بِسۡمِ ٱللَّهِ ٱلرَّحۡمَٰنِ ٱلرَّحِيمِ
ءَأَنتُمۡ أَنزَلۡتُمُوهُ مِنَ ٱلۡمُزۡنِ أَمۡ نَحۡنُ ٱلۡمُنزِلُونَ ٦٩
Siz mi indiriyorsunuz onu buluttan, yoksa Biz miyiz indiren?
Onu siz mi buluttan yere indiriyorsunuz, yoksa onu indiren biz miyiz?
Siz mi onu buluttan indirdiniz, yoksa indiren biz miyiz?
لَوۡ نَشَآءُ جَعَلۡنَٰهُ أُجَاجٗا فَلَوۡلَا تَشۡكُرُونَ ٧٠
Dilersek onu acı bir çorak ediverirdik, o hâlde şükretseniz a!.
Eğer isteseydik onu acı yapardık. Şükretsenize!
Dileseydik onu acı bir su yapardık. O hâlde şükretseydiniz ya!.
أَفَرَءَيۡتُمُ ٱلنَّارَ ٱلَّتِي تُورُونَ ٧١
Bir de gördünüz mü o çaktığınız ateşi
Tutuşturduğunuz ateşi görüyor musunuz?
Tutuşturduğunuz ateşe ne dersiniz?!
ءَأَنتُمۡ أَنشَأۡتُمۡ شَجَرَتَهَآ أَمۡ نَحۡنُ ٱلۡمُنشِـُٔونَ ٧٢
Siz mi inşâ ettiniz onun ağacını, yoksa Biz miyiz inşâ eden?
Onun ağacını siz mi yaratıyorsunuz, yoksa onu yaratan biz miyiz?

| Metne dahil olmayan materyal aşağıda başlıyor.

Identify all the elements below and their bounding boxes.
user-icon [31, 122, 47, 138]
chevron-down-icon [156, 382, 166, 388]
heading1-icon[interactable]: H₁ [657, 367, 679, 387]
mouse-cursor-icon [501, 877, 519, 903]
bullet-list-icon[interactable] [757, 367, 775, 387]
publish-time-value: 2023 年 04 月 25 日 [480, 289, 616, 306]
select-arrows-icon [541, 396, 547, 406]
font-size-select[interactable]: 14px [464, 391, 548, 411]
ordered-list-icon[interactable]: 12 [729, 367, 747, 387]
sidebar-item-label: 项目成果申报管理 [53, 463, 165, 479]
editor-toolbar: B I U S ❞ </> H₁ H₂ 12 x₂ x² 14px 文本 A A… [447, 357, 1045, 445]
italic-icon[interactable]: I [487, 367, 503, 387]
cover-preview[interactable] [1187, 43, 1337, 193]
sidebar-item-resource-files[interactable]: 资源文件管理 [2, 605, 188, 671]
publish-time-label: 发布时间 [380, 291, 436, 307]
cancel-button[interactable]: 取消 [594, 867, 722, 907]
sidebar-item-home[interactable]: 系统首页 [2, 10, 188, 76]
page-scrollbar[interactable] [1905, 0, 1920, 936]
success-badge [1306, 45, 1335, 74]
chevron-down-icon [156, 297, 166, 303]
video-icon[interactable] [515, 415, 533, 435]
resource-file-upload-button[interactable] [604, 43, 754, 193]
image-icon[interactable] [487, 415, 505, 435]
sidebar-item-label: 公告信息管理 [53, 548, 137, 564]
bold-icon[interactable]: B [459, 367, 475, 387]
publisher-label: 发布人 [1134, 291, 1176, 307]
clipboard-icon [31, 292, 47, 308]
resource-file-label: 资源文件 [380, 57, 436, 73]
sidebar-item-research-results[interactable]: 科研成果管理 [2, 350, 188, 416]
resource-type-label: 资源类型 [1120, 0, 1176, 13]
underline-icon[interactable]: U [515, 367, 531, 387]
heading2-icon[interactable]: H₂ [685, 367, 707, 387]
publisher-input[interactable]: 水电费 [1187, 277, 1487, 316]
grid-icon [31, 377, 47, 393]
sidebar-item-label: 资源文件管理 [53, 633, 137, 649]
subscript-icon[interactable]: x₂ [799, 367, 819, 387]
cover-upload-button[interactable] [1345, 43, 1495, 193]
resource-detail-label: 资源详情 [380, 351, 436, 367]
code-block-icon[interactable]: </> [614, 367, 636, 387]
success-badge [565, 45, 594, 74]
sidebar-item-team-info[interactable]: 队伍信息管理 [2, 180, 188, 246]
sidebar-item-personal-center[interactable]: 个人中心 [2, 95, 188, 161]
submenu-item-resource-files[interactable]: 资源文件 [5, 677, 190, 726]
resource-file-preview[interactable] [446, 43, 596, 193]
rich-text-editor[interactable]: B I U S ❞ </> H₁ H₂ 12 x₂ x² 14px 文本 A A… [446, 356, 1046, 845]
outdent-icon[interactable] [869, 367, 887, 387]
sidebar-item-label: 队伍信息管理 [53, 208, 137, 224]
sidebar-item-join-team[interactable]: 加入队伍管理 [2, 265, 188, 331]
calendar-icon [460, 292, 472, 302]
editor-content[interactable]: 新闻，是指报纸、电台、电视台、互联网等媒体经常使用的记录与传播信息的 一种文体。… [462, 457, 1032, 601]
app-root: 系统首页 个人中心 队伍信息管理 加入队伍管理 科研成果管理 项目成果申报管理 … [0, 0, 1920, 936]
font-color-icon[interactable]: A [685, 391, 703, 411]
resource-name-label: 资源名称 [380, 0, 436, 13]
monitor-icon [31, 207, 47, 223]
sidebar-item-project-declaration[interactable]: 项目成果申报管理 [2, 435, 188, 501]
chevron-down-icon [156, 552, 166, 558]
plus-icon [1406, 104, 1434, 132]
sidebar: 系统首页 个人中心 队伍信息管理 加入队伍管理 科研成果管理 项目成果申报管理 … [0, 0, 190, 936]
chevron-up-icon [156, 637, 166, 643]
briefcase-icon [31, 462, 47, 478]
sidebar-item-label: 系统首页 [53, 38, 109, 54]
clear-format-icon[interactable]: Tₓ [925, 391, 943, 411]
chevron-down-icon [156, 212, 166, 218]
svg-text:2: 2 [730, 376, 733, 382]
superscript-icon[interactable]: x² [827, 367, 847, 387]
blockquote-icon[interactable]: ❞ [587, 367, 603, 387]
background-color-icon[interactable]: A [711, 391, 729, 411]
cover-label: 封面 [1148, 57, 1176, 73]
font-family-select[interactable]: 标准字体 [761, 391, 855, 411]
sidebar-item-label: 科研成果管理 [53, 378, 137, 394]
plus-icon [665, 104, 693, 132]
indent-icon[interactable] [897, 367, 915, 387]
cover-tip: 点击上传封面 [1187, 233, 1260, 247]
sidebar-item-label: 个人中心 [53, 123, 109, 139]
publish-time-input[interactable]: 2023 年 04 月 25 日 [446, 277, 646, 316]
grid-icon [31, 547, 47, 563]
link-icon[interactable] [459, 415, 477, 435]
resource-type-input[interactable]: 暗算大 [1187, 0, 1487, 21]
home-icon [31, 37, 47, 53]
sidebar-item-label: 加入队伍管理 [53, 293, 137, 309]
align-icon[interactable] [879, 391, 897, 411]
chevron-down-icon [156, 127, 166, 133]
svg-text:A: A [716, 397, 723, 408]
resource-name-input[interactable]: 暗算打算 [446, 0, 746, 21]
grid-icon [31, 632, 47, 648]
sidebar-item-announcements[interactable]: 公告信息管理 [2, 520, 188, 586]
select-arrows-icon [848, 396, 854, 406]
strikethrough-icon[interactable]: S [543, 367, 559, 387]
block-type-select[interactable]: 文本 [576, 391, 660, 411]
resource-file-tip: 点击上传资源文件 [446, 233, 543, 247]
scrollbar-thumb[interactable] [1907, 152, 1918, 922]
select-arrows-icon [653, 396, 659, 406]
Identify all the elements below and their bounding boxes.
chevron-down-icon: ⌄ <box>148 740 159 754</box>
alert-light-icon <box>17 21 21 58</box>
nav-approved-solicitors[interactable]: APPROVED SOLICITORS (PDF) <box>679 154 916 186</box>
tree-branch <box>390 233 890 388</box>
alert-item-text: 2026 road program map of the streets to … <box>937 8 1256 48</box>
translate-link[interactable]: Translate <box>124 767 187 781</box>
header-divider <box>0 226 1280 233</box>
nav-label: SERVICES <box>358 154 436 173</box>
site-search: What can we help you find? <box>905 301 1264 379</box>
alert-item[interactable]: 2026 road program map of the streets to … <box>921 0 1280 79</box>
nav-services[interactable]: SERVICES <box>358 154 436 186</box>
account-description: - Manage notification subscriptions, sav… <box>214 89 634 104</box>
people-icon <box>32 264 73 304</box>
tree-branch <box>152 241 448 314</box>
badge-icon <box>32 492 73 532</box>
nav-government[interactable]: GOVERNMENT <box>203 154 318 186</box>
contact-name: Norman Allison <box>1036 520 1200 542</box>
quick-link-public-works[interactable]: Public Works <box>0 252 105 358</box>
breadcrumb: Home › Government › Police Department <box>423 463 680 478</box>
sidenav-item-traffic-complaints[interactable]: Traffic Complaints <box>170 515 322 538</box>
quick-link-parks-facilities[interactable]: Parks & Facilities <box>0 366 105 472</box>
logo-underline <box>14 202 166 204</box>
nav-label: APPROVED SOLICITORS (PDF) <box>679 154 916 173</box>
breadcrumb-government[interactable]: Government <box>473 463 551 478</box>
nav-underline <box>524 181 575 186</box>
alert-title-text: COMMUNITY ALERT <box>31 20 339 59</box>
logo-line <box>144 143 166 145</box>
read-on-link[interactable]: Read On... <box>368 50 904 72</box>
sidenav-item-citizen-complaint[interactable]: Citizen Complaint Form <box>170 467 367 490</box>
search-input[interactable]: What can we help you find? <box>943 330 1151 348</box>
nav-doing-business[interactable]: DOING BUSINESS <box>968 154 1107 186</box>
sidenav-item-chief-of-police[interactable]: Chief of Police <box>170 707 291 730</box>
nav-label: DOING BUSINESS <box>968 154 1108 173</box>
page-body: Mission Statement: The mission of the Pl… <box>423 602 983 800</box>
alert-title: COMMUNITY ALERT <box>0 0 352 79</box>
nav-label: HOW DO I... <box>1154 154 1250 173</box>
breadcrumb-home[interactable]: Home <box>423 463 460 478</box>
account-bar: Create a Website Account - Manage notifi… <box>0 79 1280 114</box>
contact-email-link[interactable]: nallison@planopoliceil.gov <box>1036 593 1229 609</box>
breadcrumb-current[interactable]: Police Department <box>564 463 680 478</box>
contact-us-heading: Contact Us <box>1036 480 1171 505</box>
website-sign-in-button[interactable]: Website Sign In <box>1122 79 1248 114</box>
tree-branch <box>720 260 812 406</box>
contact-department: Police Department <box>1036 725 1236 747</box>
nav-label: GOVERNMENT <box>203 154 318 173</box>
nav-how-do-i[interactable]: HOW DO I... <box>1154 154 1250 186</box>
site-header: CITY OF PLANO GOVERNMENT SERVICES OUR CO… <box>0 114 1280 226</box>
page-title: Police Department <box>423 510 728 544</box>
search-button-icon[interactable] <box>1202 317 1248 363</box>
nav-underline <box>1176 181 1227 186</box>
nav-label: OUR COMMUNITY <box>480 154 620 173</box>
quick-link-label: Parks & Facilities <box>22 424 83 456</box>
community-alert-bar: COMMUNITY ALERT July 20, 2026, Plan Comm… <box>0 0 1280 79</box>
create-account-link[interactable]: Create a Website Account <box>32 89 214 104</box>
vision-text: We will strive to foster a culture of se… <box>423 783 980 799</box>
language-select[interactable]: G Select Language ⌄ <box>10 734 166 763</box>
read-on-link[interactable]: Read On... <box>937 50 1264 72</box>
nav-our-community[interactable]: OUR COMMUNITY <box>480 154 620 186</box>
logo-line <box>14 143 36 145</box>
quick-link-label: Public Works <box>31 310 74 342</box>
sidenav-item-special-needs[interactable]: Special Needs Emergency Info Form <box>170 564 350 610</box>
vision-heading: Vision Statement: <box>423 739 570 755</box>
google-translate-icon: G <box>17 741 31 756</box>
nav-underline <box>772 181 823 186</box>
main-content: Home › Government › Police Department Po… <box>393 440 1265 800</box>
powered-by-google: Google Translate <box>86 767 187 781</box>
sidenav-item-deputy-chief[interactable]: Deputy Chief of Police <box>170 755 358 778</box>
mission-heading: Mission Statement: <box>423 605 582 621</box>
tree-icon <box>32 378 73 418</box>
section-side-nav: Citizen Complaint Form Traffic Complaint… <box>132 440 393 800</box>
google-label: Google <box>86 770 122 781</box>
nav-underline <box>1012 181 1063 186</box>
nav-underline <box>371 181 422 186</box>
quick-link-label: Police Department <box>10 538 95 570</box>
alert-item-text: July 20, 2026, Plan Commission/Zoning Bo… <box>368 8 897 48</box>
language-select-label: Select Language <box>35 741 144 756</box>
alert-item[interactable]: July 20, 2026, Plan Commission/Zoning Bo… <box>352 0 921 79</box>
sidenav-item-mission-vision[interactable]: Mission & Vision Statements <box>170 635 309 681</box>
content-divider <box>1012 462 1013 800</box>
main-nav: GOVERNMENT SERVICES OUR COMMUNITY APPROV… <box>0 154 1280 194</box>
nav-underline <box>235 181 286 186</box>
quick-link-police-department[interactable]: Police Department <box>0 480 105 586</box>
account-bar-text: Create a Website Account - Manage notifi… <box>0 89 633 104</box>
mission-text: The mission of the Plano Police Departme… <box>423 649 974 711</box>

Onun ağacını siz mi yarattınız, yoksa yaratan biz miyiz?
نَحۡنُ جَعَلۡنَٰهَا تَذۡكِرَةٗ وَمَتَٰعٗا لِّلۡمُقۡوِينَ ٧٣
Biz onu hem bir muhtıra kıldık hem de bir istifade: Alandaki muhtaçlar için.
Biz onu hem düşündürücü, ibret verici bir uyarıcı, hem de ihtiyacı olanlar için bir yararlanma kaynağı olarak yarattık.
Biz onu bir ibret ve ıssız yerlerde yaşayanlara bir yarar kaynağı kıldık.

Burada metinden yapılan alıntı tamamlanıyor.